Day 1: we begin at chapter VII of Kunen's Set Theory. Some notation is needed, mainly because set theorists tend to give fancy names to things. A 'forcing notion' is going to be a poset P, usually assumed to have a maximal element 1. A '(forcing) condition' is any p \\in P.

We will often use the wording "enough ZFC". This usually means that, since every derivation formally needs only finitely many axioms, we will always work under the assumptions that what we need of ZFC is true in our models.

Now, models is kind of a tricky word. You can't exhibit models of ZFC in ZFC (basically due to Goedelian phenomena) so what we will actually use is a baby/non-informative version of the reflection principle: we can find countable transitive models for finite portions of ZFC.
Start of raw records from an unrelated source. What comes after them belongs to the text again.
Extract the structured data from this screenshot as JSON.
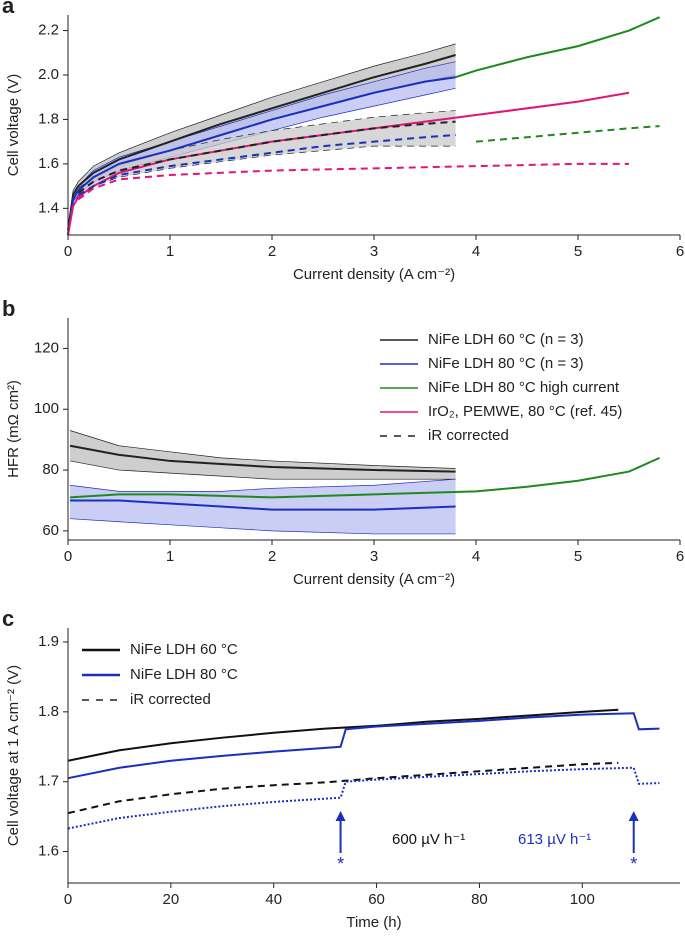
{
  "chart_data": [
    {
      "type": "line",
      "panel_label": "a",
      "xlabel": "Current density (A cm⁻²)",
      "ylabel": "Cell voltage (V)",
      "xlim": [
        0,
        6
      ],
      "ylim": [
        1.28,
        2.27
      ],
      "xticks": [
        0,
        1,
        2,
        3,
        4,
        5,
        6
      ],
      "yticks": [
        1.4,
        1.6,
        1.8,
        {
          "value": 2,
          "label": "2.0"
        },
        2.2
      ],
      "series": [
        {
          "color": "#222222",
          "dash": "solid",
          "x": [
            0,
            0.05,
            0.1,
            0.25,
            0.5,
            1,
            1.5,
            2,
            2.5,
            3,
            3.5,
            3.8
          ],
          "values": [
            1.3,
            1.46,
            1.5,
            1.56,
            1.62,
            1.7,
            1.78,
            1.85,
            1.92,
            1.99,
            2.05,
            2.09
          ],
          "lower": [
            1.29,
            1.44,
            1.48,
            1.53,
            1.59,
            1.66,
            1.73,
            1.8,
            1.86,
            1.92,
            1.97,
            2.0
          ],
          "upper": [
            1.31,
            1.48,
            1.52,
            1.59,
            1.65,
            1.74,
            1.82,
            1.9,
            1.97,
            2.04,
            2.1,
            2.14
          ],
          "band_color": "#bdbdbd"
        },
        {
          "color": "#1a2fbf",
          "dash": "solid",
          "x": [
            0,
            0.05,
            0.1,
            0.25,
            0.5,
            1,
            1.5,
            2,
            2.5,
            3,
            3.5,
            3.8
          ],
          "values": [
            1.28,
            1.44,
            1.48,
            1.54,
            1.6,
            1.66,
            1.73,
            1.8,
            1.86,
            1.92,
            1.97,
            1.99
          ],
          "lower": [
            1.28,
            1.43,
            1.46,
            1.52,
            1.57,
            1.63,
            1.69,
            1.75,
            1.81,
            1.86,
            1.91,
            1.94
          ],
          "upper": [
            1.29,
            1.46,
            1.5,
            1.57,
            1.63,
            1.7,
            1.77,
            1.84,
            1.91,
            1.97,
            2.03,
            2.06
          ],
          "band_color": "#b8bdf0"
        },
        {
          "color": "#1e8a1e",
          "dash": "solid",
          "x": [
            3.8,
            4,
            4.5,
            5,
            5.5,
            5.8
          ],
          "values": [
            1.99,
            2.02,
            2.08,
            2.13,
            2.2,
            2.26
          ]
        },
        {
          "color": "#e0157a",
          "dash": "solid",
          "x": [
            0,
            0.05,
            0.1,
            0.25,
            0.5,
            1,
            2,
            3,
            4,
            5,
            5.5
          ],
          "values": [
            1.28,
            1.41,
            1.45,
            1.5,
            1.56,
            1.62,
            1.7,
            1.76,
            1.82,
            1.88,
            1.92
          ]
        },
        {
          "color": "#222222",
          "dash": "dashed",
          "x": [
            0.1,
            0.25,
            0.5,
            1,
            1.5,
            2,
            2.5,
            3,
            3.5,
            3.8
          ],
          "values": [
            1.47,
            1.52,
            1.57,
            1.62,
            1.66,
            1.7,
            1.73,
            1.76,
            1.78,
            1.79
          ],
          "lower": [
            1.45,
            1.5,
            1.54,
            1.58,
            1.61,
            1.64,
            1.66,
            1.68,
            1.68,
            1.68
          ],
          "upper": [
            1.49,
            1.54,
            1.6,
            1.66,
            1.71,
            1.75,
            1.78,
            1.81,
            1.83,
            1.84
          ],
          "band_color": "#c9c9c9"
        },
        {
          "color": "#1a2fbf",
          "dash": "dashed",
          "x": [
            0.1,
            0.25,
            0.5,
            1,
            1.5,
            2,
            2.5,
            3,
            3.5,
            3.8
          ],
          "values": [
            1.46,
            1.5,
            1.55,
            1.59,
            1.62,
            1.65,
            1.68,
            1.7,
            1.72,
            1.73
          ]
        },
        {
          "color": "#1e8a1e",
          "dash": "dashed",
          "x": [
            4,
            4.5,
            5,
            5.5,
            5.8
          ],
          "values": [
            1.7,
            1.72,
            1.74,
            1.76,
            1.77
          ]
        },
        {
          "color": "#e0157a",
          "dash": "dashed",
          "x": [
            0.1,
            0.25,
            0.5,
            1,
            2,
            3,
            4,
            5,
            5.5
          ],
          "values": [
            1.44,
            1.49,
            1.53,
            1.55,
            1.57,
            1.58,
            1.59,
            1.6,
            1.6
          ]
        }
      ]
    },
    {
      "type": "line",
      "panel_label": "b",
      "xlabel": "Current density (A cm⁻²)",
      "ylabel": "HFR (mΩ cm²)",
      "xlim": [
        0,
        6
      ],
      "ylim": [
        57,
        130
      ],
      "xticks": [
        0,
        1,
        2,
        3,
        4,
        5,
        6
      ],
      "yticks": [
        60,
        80,
        100,
        120
      ],
      "legend": "upper right",
      "legend_note": "iR corrected",
      "series": [
        {
          "name": "NiFe LDH 60 °C (n = 3)",
          "color": "#222222",
          "dash": "solid",
          "x": [
            0.02,
            0.5,
            1,
            1.5,
            2,
            3,
            3.8
          ],
          "values": [
            88,
            85,
            83,
            82,
            81,
            80,
            79.5
          ],
          "lower": [
            83,
            80,
            79,
            78,
            77,
            77,
            77
          ],
          "upper": [
            93,
            88,
            86,
            84,
            83,
            81.5,
            80.5
          ],
          "band_color": "#bdbdbd"
        },
        {
          "name": "NiFe LDH 80 °C (n = 3)",
          "color": "#1a2fbf",
          "dash": "solid",
          "x": [
            0.02,
            0.5,
            1,
            1.5,
            2,
            3,
            3.8
          ],
          "values": [
            70,
            70,
            69,
            68,
            67,
            67,
            68
          ],
          "lower": [
            64,
            63,
            62,
            61,
            60,
            59,
            59
          ],
          "upper": [
            75,
            73,
            73,
            73,
            74,
            75,
            77
          ],
          "band_color": "#b8bdf0"
        },
        {
          "name": "NiFe LDH 80 °C high current",
          "color": "#1e8a1e",
          "dash": "solid",
          "x": [
            0.02,
            0.5,
            1,
            2,
            3,
            4,
            4.5,
            5,
            5.5,
            5.8
          ],
          "values": [
            71,
            72,
            72,
            71,
            72,
            73,
            74.5,
            76.5,
            79.5,
            84
          ]
        },
        {
          "name": "IrO₂, PEMWE, 80 °C (ref. 45)",
          "color": "#e0157a",
          "dash": "solid",
          "x": [],
          "values": []
        }
      ]
    },
    {
      "type": "line",
      "panel_label": "c",
      "xlabel": "Time (h)",
      "ylabel": "Cell voltage at 1 A cm⁻² (V)",
      "xlim": [
        0,
        119
      ],
      "ylim": [
        1.555,
        1.92
      ],
      "xticks": [
        0,
        20,
        40,
        60,
        80,
        100
      ],
      "yticks": [
        1.6,
        1.7,
        1.8,
        1.9
      ],
      "legend": "upper left",
      "legend_note": "iR corrected",
      "series": [
        {
          "name": "NiFe LDH 60 °C",
          "color": "#111111",
          "dash": "solid",
          "x": [
            0,
            10,
            20,
            30,
            40,
            50,
            60,
            70,
            80,
            90,
            100,
            107
          ],
          "values": [
            1.73,
            1.745,
            1.755,
            1.763,
            1.77,
            1.776,
            1.78,
            1.786,
            1.79,
            1.795,
            1.8,
            1.803
          ]
        },
        {
          "name": "NiFe LDH 80 °C",
          "color": "#1a2fbf",
          "dash": "solid",
          "x": [
            0,
            10,
            20,
            30,
            40,
            53,
            54,
            60,
            70,
            80,
            90,
            100,
            110,
            111,
            115
          ],
          "values": [
            1.705,
            1.72,
            1.73,
            1.737,
            1.743,
            1.75,
            1.775,
            1.779,
            1.783,
            1.787,
            1.792,
            1.796,
            1.798,
            1.775,
            1.776
          ]
        },
        {
          "color": "#111111",
          "dash": "dashed",
          "x": [
            0,
            10,
            20,
            30,
            40,
            50,
            60,
            70,
            80,
            90,
            100,
            107
          ],
          "values": [
            1.655,
            1.672,
            1.682,
            1.69,
            1.695,
            1.699,
            1.705,
            1.71,
            1.715,
            1.72,
            1.725,
            1.727
          ]
        },
        {
          "color": "#1a2fbf",
          "dash": "dotted",
          "x": [
            0,
            10,
            20,
            30,
            40,
            53,
            54,
            60,
            70,
            80,
            90,
            100,
            110,
            111,
            115
          ],
          "values": [
            1.633,
            1.648,
            1.657,
            1.665,
            1.671,
            1.677,
            1.7,
            1.703,
            1.707,
            1.711,
            1.715,
            1.718,
            1.72,
            1.697,
            1.698
          ]
        }
      ],
      "annotations": [
        {
          "text": "600 µV h⁻¹",
          "color": "#111111"
        },
        {
          "text": "613 µV h⁻¹",
          "color": "#1a2fbf"
        }
      ],
      "arrows": [
        {
          "x": 53,
          "label": "*"
        },
        {
          "x": 110,
          "label": "*"
        }
      ]
    }
  ]
}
So we fix an effective enumeration of the axioms of ZFC, start with some countable transitive model (c.t.m.) M of *enough ZFC* and, inside ZFC, build a 'generic extension' N of M that may satisfy *less* axioms of ZFC than M, but has more interesting properties (e.g. \\neg CH).

One way to do so is through P-names. Now, the idea is that the people living in M (the ground model) may have never seen elements from the generic extension N, but can talk about them even if they don't know they exist. Think about God. We have *language* to speak about God.
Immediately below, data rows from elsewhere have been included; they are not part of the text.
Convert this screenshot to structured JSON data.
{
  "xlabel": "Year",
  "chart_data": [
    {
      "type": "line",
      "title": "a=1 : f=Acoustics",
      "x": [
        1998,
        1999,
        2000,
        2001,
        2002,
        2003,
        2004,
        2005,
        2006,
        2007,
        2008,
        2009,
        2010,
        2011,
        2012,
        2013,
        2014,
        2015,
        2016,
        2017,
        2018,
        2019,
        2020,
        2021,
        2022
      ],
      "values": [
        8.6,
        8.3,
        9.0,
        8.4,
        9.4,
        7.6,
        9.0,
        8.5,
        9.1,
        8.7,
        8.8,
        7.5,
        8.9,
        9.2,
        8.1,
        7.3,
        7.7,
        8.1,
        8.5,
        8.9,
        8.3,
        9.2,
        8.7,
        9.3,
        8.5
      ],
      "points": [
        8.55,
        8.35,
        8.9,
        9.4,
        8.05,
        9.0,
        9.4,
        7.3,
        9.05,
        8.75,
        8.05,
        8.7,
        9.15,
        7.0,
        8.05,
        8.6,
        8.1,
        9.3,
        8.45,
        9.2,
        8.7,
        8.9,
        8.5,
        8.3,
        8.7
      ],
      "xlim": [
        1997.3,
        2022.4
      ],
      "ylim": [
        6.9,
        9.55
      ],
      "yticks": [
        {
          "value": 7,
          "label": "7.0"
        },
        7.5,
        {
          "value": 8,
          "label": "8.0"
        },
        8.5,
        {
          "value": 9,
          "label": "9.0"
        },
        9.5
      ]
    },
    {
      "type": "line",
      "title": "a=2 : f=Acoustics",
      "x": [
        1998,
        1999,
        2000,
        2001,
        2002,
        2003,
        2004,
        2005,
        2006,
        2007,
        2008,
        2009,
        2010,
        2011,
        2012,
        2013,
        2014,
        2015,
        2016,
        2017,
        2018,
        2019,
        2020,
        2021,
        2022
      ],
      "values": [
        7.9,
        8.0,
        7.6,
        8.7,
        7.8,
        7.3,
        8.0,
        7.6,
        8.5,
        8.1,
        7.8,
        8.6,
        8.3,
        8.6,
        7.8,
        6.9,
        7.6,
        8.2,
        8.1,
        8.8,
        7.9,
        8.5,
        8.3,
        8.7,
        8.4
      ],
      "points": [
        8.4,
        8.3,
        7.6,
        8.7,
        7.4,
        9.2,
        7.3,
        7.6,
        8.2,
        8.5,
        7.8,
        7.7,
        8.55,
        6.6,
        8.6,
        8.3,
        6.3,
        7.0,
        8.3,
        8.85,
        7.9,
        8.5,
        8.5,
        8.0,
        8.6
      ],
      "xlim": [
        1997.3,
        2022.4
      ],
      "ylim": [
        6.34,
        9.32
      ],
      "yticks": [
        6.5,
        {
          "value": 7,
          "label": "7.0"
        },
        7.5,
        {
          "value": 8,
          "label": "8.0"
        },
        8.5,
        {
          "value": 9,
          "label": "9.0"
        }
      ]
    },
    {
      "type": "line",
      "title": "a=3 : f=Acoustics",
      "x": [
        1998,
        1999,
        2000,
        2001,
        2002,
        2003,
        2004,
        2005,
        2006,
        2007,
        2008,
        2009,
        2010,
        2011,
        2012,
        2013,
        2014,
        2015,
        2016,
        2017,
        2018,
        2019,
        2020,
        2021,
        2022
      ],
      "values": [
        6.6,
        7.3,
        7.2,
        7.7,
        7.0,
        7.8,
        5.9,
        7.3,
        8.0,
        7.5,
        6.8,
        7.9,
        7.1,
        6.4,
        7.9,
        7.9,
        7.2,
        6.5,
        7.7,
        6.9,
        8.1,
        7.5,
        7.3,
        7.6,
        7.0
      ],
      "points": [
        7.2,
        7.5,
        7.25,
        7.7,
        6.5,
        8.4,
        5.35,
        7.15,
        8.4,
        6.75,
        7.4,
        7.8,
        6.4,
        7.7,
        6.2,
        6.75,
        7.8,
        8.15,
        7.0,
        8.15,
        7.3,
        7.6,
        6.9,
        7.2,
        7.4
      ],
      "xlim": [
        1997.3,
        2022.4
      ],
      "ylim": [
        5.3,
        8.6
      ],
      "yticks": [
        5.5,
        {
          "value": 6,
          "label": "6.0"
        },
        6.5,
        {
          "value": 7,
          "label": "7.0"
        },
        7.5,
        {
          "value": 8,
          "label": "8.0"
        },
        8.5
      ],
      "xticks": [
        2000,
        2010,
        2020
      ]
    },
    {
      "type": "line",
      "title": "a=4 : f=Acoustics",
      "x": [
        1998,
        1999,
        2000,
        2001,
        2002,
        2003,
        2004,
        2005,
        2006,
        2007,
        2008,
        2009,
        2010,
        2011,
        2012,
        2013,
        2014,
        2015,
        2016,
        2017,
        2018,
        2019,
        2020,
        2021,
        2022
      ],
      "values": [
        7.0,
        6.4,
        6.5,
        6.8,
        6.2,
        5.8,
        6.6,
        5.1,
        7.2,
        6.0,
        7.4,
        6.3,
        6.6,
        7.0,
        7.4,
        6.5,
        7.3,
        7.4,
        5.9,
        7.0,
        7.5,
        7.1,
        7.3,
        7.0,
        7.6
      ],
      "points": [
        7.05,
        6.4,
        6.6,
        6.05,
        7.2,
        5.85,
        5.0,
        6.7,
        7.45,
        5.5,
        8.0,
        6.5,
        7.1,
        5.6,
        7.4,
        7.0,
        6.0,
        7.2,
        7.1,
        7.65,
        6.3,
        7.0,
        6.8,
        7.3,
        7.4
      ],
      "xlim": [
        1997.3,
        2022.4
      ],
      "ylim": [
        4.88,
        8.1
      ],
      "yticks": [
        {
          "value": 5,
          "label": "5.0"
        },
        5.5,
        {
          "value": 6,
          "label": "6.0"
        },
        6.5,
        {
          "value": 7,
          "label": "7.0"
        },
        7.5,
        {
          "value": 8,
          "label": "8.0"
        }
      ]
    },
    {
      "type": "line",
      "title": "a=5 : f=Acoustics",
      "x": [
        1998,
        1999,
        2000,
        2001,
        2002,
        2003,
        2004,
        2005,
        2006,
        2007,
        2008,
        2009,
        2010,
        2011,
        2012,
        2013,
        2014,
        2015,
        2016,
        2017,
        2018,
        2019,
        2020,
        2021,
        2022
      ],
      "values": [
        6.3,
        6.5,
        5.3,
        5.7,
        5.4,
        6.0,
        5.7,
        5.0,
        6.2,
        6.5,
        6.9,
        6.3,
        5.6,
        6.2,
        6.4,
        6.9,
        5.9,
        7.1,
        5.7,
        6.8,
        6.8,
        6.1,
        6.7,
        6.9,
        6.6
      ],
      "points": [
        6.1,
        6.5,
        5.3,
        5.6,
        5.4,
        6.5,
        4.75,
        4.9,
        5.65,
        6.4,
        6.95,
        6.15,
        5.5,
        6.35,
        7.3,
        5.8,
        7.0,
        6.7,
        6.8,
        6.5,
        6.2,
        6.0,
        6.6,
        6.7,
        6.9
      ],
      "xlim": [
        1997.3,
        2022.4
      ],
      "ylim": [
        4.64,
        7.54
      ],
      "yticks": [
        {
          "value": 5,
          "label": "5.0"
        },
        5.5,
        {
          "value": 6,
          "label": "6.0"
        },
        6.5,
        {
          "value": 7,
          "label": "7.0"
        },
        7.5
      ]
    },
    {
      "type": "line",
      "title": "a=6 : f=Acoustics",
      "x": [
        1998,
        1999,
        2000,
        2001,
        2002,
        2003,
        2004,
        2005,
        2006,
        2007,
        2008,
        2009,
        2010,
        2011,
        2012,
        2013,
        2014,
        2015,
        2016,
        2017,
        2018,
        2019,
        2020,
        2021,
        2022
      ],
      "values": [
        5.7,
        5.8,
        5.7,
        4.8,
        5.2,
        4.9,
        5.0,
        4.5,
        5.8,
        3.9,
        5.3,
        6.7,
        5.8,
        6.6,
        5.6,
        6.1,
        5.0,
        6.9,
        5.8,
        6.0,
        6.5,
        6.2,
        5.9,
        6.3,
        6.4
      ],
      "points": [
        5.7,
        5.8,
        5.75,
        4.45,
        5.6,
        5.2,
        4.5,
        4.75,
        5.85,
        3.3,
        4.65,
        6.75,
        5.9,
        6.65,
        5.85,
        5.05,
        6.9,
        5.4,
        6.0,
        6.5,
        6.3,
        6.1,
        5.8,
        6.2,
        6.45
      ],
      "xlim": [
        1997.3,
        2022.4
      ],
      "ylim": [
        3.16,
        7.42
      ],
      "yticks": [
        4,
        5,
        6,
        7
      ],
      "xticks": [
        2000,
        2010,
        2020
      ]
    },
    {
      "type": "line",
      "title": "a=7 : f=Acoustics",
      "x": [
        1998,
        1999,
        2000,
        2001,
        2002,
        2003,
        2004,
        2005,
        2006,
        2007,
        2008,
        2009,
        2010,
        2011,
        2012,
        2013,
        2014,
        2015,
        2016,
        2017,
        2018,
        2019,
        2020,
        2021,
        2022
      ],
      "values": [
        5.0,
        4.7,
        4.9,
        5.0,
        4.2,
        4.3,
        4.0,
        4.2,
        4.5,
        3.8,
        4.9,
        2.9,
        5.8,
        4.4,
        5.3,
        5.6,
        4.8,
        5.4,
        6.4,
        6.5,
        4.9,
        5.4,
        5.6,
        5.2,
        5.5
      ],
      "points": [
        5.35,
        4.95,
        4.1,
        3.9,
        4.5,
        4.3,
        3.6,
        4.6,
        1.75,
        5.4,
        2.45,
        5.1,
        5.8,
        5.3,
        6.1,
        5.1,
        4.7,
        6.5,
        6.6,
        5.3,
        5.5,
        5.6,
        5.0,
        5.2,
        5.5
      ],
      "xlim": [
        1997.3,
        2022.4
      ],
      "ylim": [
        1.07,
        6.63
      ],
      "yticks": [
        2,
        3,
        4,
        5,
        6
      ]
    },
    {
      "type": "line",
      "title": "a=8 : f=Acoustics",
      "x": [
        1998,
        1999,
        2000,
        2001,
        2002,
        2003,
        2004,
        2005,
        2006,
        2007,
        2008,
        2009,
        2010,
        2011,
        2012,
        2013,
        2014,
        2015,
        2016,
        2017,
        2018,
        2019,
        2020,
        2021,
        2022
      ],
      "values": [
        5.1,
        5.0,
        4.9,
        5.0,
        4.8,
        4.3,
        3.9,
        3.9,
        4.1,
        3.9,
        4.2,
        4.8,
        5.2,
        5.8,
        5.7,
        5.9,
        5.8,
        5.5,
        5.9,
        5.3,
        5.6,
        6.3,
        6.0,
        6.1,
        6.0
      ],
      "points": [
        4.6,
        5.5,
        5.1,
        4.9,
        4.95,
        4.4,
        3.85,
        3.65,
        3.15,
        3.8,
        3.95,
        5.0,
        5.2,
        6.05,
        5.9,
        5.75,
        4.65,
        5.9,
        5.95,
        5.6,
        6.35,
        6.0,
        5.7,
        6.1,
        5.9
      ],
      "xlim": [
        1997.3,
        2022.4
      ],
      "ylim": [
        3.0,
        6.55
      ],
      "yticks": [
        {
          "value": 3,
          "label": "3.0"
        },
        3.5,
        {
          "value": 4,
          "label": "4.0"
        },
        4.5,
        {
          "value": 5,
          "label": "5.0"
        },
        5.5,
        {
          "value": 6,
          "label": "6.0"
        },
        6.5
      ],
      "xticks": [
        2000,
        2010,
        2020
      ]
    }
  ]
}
The inhabitants from M have the language to speak about elements of the generic extension, and the way they do so is through P-names. A P-name is defined recursively as a *binary relation* whose elements are couples of a P-name and an element of P.

P-names form, if P is non-empty, a proper class, called V^P. We can work with M^P, which is the intersection of M and V^P or, equivalently, the set of "things that are P-names if you ask the people from M". Each P-name can be valued, once again recursively.

We need to fix a non-empty filter G in P. We can value a P-name x at G by taking the set of all valuations of P-names y at G for which there exists a p \\in P such that (y,p) \\in x. This opens a world of new possibilites, by using machinery such as generic filters.

This is a lot to think about, so I think I'll stop right after defining what will be the generic extension N. We call it M[G], and it's the set of all valuations at G of P-names from M^P. I try to think about this as considering all elements of a certain model that are [...]

[...] type-definable in a smaller model. There might be an analogy P-names/types, but I'll need to think more about it. [end of Day 1]